Au Luxembourg, cette évolution intervient dans un contexte préoccupant. Les données de BEE SECURE Stopline et Radar montrent une hausse continue des signalements. Selon les chiffres européens les plus récents, le Luxembourg figure parmi les pays les plus concernés, avec 186,3 signalements pour 10 000 habitants, derrière les Pays-Bas (880,9), la Slovaquie (193,7) et la Lituanie (190). Ces tendances renforcent la nécessité d’agir de manière concertée.

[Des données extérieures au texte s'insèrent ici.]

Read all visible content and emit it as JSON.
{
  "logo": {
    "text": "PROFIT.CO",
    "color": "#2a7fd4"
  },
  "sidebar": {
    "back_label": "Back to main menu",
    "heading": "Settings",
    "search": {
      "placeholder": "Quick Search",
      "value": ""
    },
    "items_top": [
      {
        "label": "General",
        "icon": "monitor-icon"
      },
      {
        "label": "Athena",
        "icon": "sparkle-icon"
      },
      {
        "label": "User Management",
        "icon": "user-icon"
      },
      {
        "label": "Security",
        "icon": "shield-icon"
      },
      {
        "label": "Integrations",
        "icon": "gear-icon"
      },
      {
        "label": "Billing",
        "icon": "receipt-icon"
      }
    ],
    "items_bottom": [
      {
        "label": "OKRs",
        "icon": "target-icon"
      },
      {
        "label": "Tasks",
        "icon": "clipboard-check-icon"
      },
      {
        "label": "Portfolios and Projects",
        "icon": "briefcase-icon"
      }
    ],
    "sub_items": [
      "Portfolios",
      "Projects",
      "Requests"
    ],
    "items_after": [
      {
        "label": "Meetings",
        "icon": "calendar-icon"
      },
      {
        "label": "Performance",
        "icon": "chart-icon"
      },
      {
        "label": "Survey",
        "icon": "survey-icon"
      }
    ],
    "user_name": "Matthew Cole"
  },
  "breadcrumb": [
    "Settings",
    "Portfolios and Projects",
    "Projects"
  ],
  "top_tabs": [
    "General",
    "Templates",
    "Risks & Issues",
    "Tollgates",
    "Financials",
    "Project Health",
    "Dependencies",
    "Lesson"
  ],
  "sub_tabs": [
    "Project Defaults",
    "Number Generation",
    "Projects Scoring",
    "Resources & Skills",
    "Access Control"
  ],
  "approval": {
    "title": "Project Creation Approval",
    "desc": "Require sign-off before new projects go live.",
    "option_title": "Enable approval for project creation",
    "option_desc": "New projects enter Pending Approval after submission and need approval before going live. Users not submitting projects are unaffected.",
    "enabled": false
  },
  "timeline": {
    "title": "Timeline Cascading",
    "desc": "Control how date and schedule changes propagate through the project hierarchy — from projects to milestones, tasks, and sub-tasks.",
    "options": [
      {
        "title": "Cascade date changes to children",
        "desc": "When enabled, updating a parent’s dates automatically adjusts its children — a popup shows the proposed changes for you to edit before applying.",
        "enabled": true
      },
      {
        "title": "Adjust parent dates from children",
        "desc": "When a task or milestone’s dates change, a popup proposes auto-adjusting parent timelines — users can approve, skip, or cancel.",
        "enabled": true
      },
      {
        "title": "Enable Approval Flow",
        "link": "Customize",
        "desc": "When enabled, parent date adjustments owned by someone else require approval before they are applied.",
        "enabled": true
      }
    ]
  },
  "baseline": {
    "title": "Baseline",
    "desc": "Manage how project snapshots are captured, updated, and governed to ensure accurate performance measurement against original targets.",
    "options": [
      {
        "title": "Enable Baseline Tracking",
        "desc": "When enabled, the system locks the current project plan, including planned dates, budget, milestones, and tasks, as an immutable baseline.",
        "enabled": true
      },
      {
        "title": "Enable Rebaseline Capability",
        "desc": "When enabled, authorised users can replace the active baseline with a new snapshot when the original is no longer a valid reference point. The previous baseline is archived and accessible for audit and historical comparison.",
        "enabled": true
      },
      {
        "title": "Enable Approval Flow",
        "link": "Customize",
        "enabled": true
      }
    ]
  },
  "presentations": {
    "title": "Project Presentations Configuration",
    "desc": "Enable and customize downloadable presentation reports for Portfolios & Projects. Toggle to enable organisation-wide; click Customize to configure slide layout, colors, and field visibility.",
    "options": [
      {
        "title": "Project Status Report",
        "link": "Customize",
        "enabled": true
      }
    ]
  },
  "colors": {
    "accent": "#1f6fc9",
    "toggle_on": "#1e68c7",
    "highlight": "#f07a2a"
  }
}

Jeudi dernier, le Parlement européen a refusé de prolonger la dérogation provisoire qui existait pour permettre aux plateformes de détecter les contenus d’abus sexuels d’enfants.
Or, lors d’une suspension similaire en 2021, les signalements avaient diminué de 58 %. Une baisse comparable en 2026 signifierait moins d’enquêtes, moins d’enfants identifiés, et davantage de contenus d’abus circulant sans détection. Chaque fichier non identifié représente une victime à risque et dont les droits continuent d’être bafoués.
Plus de 240 organisations européennes ont rejoint l’appel lancé par la coalition ECLAG pour demander un cadre juridique clair permettant de poursuivre la détection de CSMA.
« L’Europe ne peut pas se permettre de laisser un vide réglementaire qui affaiblit la sécurité des enfants dans l’environnement numérique… »
L’OKAJU rappelle que derrière chaque image se trouve un enfant. La protection de ces enfants est une responsabilité commune. L’OKAJU appelle les responsables politiques, tant au niveau national qu’européen, à mettre en place de façon urgente et sans délai un mécanisme assurant la continuité de la détection, quand bien même temporaire, afin d’éviter une faille grave dans la sécurité des enfants en ligne. L’OKAJU rappelle qu’il est tout aussi essentiel de parvenir rapidement à un cadre juridique stable et durable (pas seulement un règlement intérim), seul à même de garantir une protection continue et effective des enfants.